Só parei de tremer quando descobri que pelo menos metade do Rio de Janeiro também se divertia com minhas parentas. A outra metade preferia esperar o fim do baile da Estudantina para os tais contratos. Eita tempo bom! O fato venéreo é que bastava uma benzetacil e o problema do problema estava resolvido. Simples assim. Às vezes, um melhoral dissolvido no Óleo de Rícino era suficiente para aliviar as cabeças. Morrer? Só de morte morrida ou quando a meninada fogosa era flagrada pulando o muro da vizinha mais espivitada e dadivosa do bairro. Aí, a pedido do marido, São Pedro errava a data e chamava o incauto para uma conversa de pé de ouvido. O risco era grande, mas valia a pena pela enorme e abundante generosidade da veneranda e caridosa senhora. Tempo que se foi e não volta mais.

Grande a abundância, maior ainda a diversão.
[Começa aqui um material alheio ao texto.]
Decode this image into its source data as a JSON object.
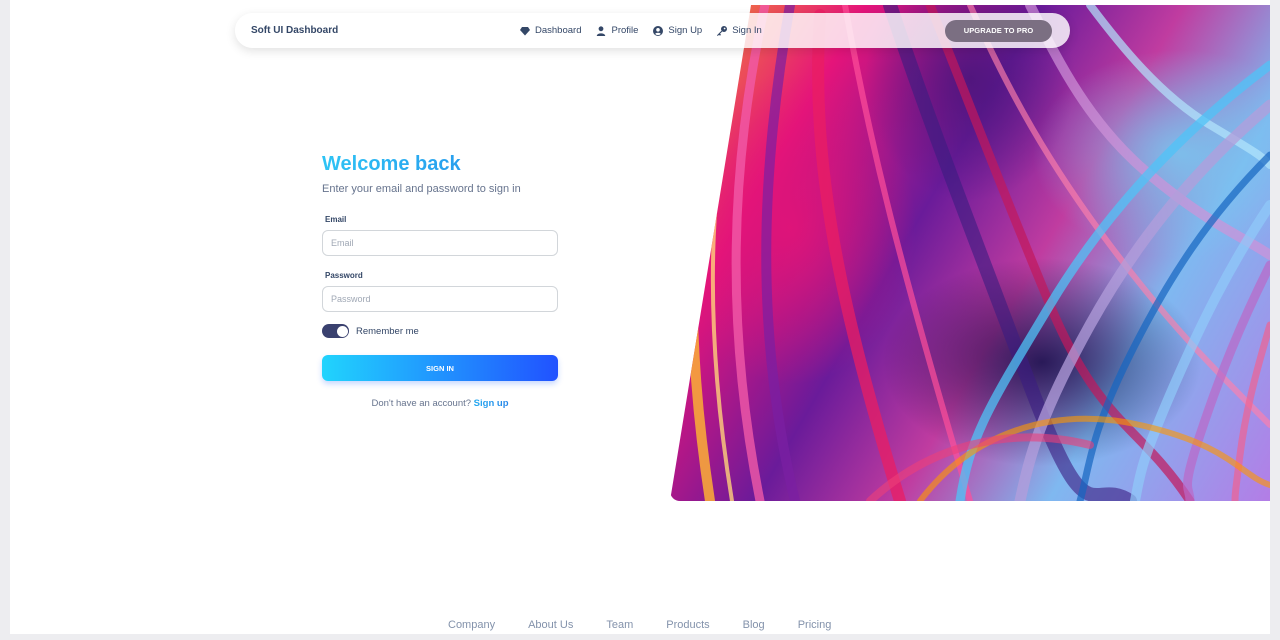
{
  "navbar": {
    "brand": "Soft UI Dashboard",
    "links": [
      {
        "label": "Dashboard",
        "icon": "diamond-icon"
      },
      {
        "label": "Profile",
        "icon": "user-icon"
      },
      {
        "label": "Sign Up",
        "icon": "user-circle-icon"
      },
      {
        "label": "Sign In",
        "icon": "key-icon"
      }
    ],
    "upgrade_label": "UPGRADE TO PRO"
  },
  "form": {
    "title": "Welcome back",
    "subtitle": "Enter your email and password to sign in",
    "email_label": "Email",
    "email_placeholder": "Email",
    "password_label": "Password",
    "password_placeholder": "Password",
    "remember_label": "Remember me",
    "remember_checked": true,
    "signin_label": "SIGN IN",
    "no_account_text": "Don't have an account?",
    "signup_link": "Sign up"
  },
  "footer": {
    "links": [
      "Company",
      "About Us",
      "Team",
      "Products",
      "Blog",
      "Pricing"
    ]
  },
  "colors": {
    "accent_start": "#21d4fd",
    "accent_end": "#2152ff",
    "title": "#21a0f2",
    "dark": "#344767",
    "muted": "#67748e",
    "upgrade_button": "#7b6f82",
    "toggle_on": "#3a416f"
  }
}
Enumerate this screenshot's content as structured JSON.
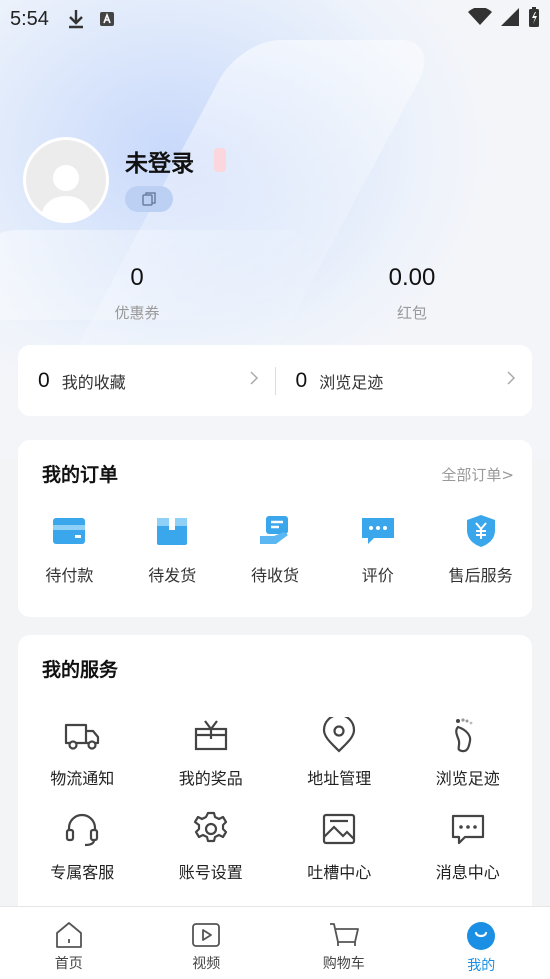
{
  "status_bar": {
    "time": "5:54"
  },
  "profile": {
    "username": "未登录"
  },
  "stats": [
    {
      "value": "0",
      "label": "优惠券"
    },
    {
      "value": "0.00",
      "label": "红包"
    }
  ],
  "favorites": [
    {
      "count": "0",
      "label": "我的收藏"
    },
    {
      "count": "0",
      "label": "浏览足迹"
    }
  ],
  "orders": {
    "title": "我的订单",
    "all_link": "全部订单>",
    "items": [
      {
        "label": "待付款",
        "icon": "wallet-icon"
      },
      {
        "label": "待发货",
        "icon": "package-icon"
      },
      {
        "label": "待收货",
        "icon": "receive-icon"
      },
      {
        "label": "评价",
        "icon": "comment-icon"
      },
      {
        "label": "售后服务",
        "icon": "after-sales-icon"
      }
    ]
  },
  "services": {
    "title": "我的服务",
    "items": [
      {
        "label": "物流通知",
        "icon": "truck-icon"
      },
      {
        "label": "我的奖品",
        "icon": "gift-icon"
      },
      {
        "label": "地址管理",
        "icon": "location-icon"
      },
      {
        "label": "浏览足迹",
        "icon": "footprint-icon"
      },
      {
        "label": "专属客服",
        "icon": "headset-icon"
      },
      {
        "label": "账号设置",
        "icon": "gear-icon"
      },
      {
        "label": "吐槽中心",
        "icon": "image-icon"
      },
      {
        "label": "消息中心",
        "icon": "message-icon"
      }
    ]
  },
  "bottom_nav": [
    {
      "label": "首页",
      "icon": "home-icon"
    },
    {
      "label": "视频",
      "icon": "video-icon"
    },
    {
      "label": "购物车",
      "icon": "cart-icon"
    },
    {
      "label": "我的",
      "icon": "profile-icon",
      "active": true
    }
  ],
  "colors": {
    "accent": "#1a8fe3",
    "order_icon_blue": "#3aa6ec"
  }
}
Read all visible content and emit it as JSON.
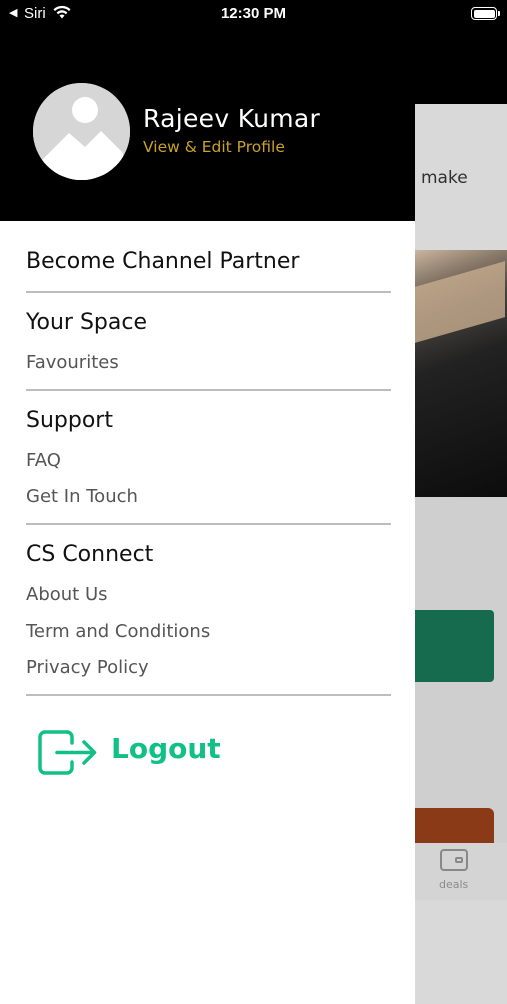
{
  "status_bar": {
    "back_label": "◀",
    "siri_label": "Siri",
    "time": "12:30 PM"
  },
  "background": {
    "peek_text": "make",
    "tab_deals_label": "deals"
  },
  "drawer": {
    "profile": {
      "name": "Rajeev Kumar",
      "edit_link": "View & Edit Profile"
    },
    "sections": {
      "become_partner": "Become Channel Partner",
      "your_space": {
        "title": "Your Space",
        "items": [
          "Favourites"
        ]
      },
      "support": {
        "title": "Support",
        "items": [
          "FAQ",
          "Get In Touch"
        ]
      },
      "cs_connect": {
        "title": "CS Connect",
        "items": [
          "About Us",
          "Term and Conditions",
          "Privacy Policy"
        ]
      }
    },
    "logout_label": "Logout"
  },
  "colors": {
    "accent_green": "#10c085",
    "link_gold": "#c9a227",
    "header_bg": "#000000"
  }
}
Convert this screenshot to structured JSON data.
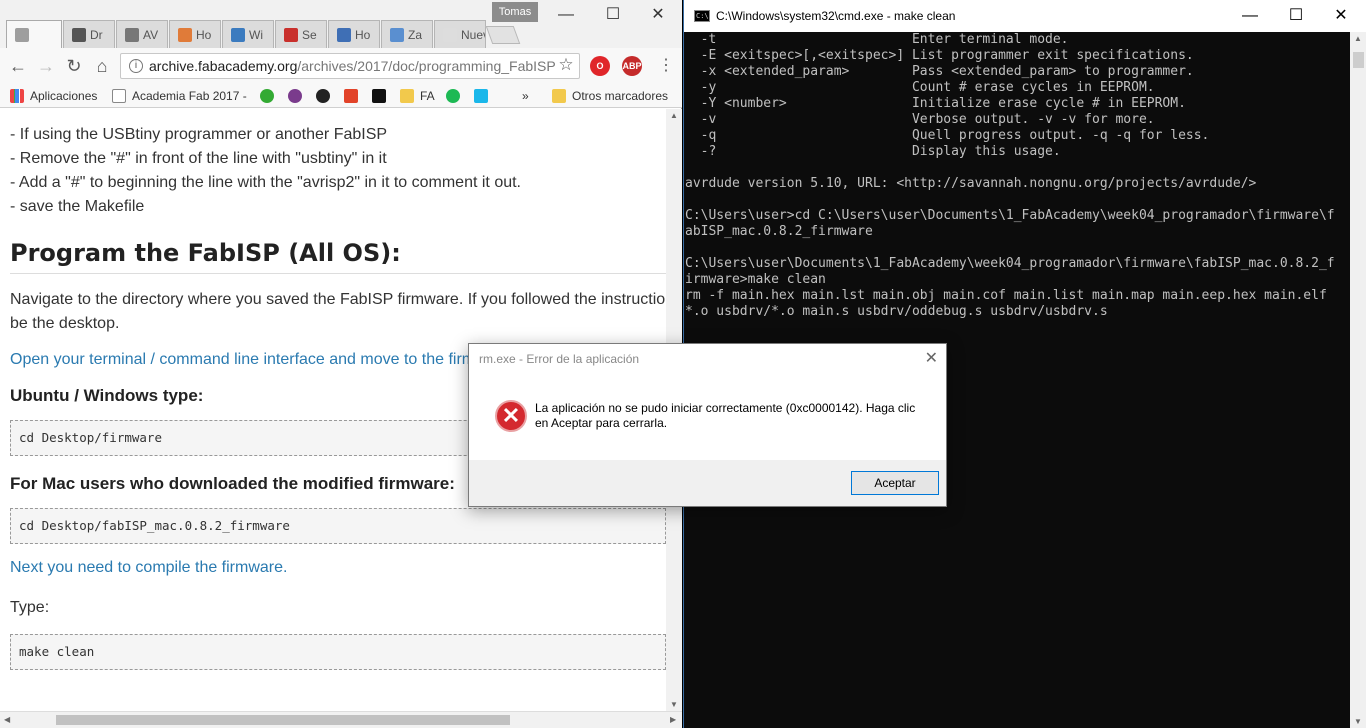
{
  "browser": {
    "profile_name": "Tomas",
    "tabs": [
      {
        "label": "",
        "color": "#9e9e9e"
      },
      {
        "label": "Dr",
        "color": "#555555"
      },
      {
        "label": "AV",
        "color": "#777777"
      },
      {
        "label": "Ho",
        "color": "#e07b39"
      },
      {
        "label": "Wi",
        "color": "#3b7bbf"
      },
      {
        "label": "Se",
        "color": "#c9302c"
      },
      {
        "label": "Ho",
        "color": "#3f6fb5"
      },
      {
        "label": "Za",
        "color": "#5a8fd0"
      },
      {
        "label": "Nueva",
        "color": "#dddddd"
      }
    ],
    "url_host": "archive.fabacademy.org",
    "url_path": "/archives/2017/doc/programming_FabISP",
    "bookmarks": {
      "apps": "Aplicaciones",
      "academia": "Academia Fab 2017 -",
      "fa": "FA",
      "more": "»",
      "other": "Otros marcadores"
    },
    "extensions": {
      "opera_color": "#e0262a",
      "abp_label": "ABP",
      "abp_color": "#c52b2b"
    }
  },
  "page": {
    "bullets": [
      "- If using the USBtiny programmer or another FabISP",
      "- Remove the \"#\" in front of the line with \"usbtiny\" in it",
      "- Add a \"#\" to beginning the line with the \"avrisp2\" in it to comment it out.",
      "- save the Makefile"
    ],
    "heading": "Program the FabISP (All OS):",
    "para1": "Navigate to the directory where you saved the FabISP firmware. If you followed the instructio",
    "para1_cont": "be the desktop.",
    "link1": "Open your terminal / command line interface and move to the firm",
    "sub1": "Ubuntu / Windows type:",
    "code1": "cd Desktop/firmware",
    "sub2": "For Mac users who downloaded the modified firmware:",
    "code2": "cd Desktop/fabISP_mac.0.8.2_firmware",
    "link2": "Next you need to compile the firmware.",
    "type_label": "Type:",
    "code3": "make clean"
  },
  "cmd": {
    "title": "C:\\Windows\\system32\\cmd.exe - make  clean",
    "lines": [
      "  -t                         Enter terminal mode.",
      "  -E <exitspec>[,<exitspec>] List programmer exit specifications.",
      "  -x <extended_param>        Pass <extended_param> to programmer.",
      "  -y                         Count # erase cycles in EEPROM.",
      "  -Y <number>                Initialize erase cycle # in EEPROM.",
      "  -v                         Verbose output. -v -v for more.",
      "  -q                         Quell progress output. -q -q for less.",
      "  -?                         Display this usage.",
      "",
      "avrdude version 5.10, URL: <http://savannah.nongnu.org/projects/avrdude/>",
      "",
      "C:\\Users\\user>cd C:\\Users\\user\\Documents\\1_FabAcademy\\week04_programador\\firmware\\f",
      "abISP_mac.0.8.2_firmware",
      "",
      "C:\\Users\\user\\Documents\\1_FabAcademy\\week04_programador\\firmware\\fabISP_mac.0.8.2_f",
      "irmware>make clean",
      "rm -f main.hex main.lst main.obj main.cof main.list main.map main.eep.hex main.elf",
      "*.o usbdrv/*.o main.s usbdrv/oddebug.s usbdrv/usbdrv.s"
    ]
  },
  "dialog": {
    "title": "rm.exe - Error de la aplicación",
    "message": "La aplicación no se pudo iniciar correctamente (0xc0000142). Haga clic en Aceptar para cerrarla.",
    "ok_label": "Aceptar"
  }
}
Prodigiosa e irresponsável, a época serviu para que, desde então, começasse a catalogar o quantitativo de guampudos, também conhecidos por galhudos ou cidadãos apetrechados com apêndices duros que certos ruminantes têm na cabeça. Deem o nome que quiserem, mas naquele tempo eles existiam, mas não eram tão populares como são hoje, quando tudo é festa. Pareciam os barbantinhos cheirosos usados nos bailes de carnaval ou nas festas de debutantes de então. Em outras palavras, só se queimavam quando a rua, o bairro e as adjacências já sabiam. Partiam do princípio de que chifre é apenas uma coisa que colocam na cabeça da gente. E assim viviam até que o peso começava a incomodar. Tudo mudou. Nada mais incomoda ninguém. Pelo contrário. O exemplo disso vem de várias regiões do Brasil.

Quando descobrem, alguns viram macho e matam traidora e traidor. Outros matam a traidora e ficam com o traidor. Nos estados mais descolados, é comum a saliência virar um encontro tripartite. Em outros, o sujeito prefere lavar a honra com a própria vida. Uma pena morrer dessa forma. Invejável é a boa nova chegada da turma do goianês. Para eles, pegar a amada com outro não significa necessariamente um final trágico. Às vezes, a felicidade está na próxima esquina. O traído sai à rua em busca de outro corno e, aos soluços, forma uma nem sempre duradoura dupla sertaneja. Partindo do pressuposto de que chifre é igual anemia, não abro mão de comer direito. Conforme atestam os dentistas, o lado bom é que o chifre é igual a dente: só dói quando nasce. Como se vê, circulei por todas as categorias e idades cronológicas. Praticante unilateral e religioso de cordão no pescoço, confesso que nunca comunguei e que meu sarrafo afetivo é tão alto que não tenho razão para ultrapassá-lo.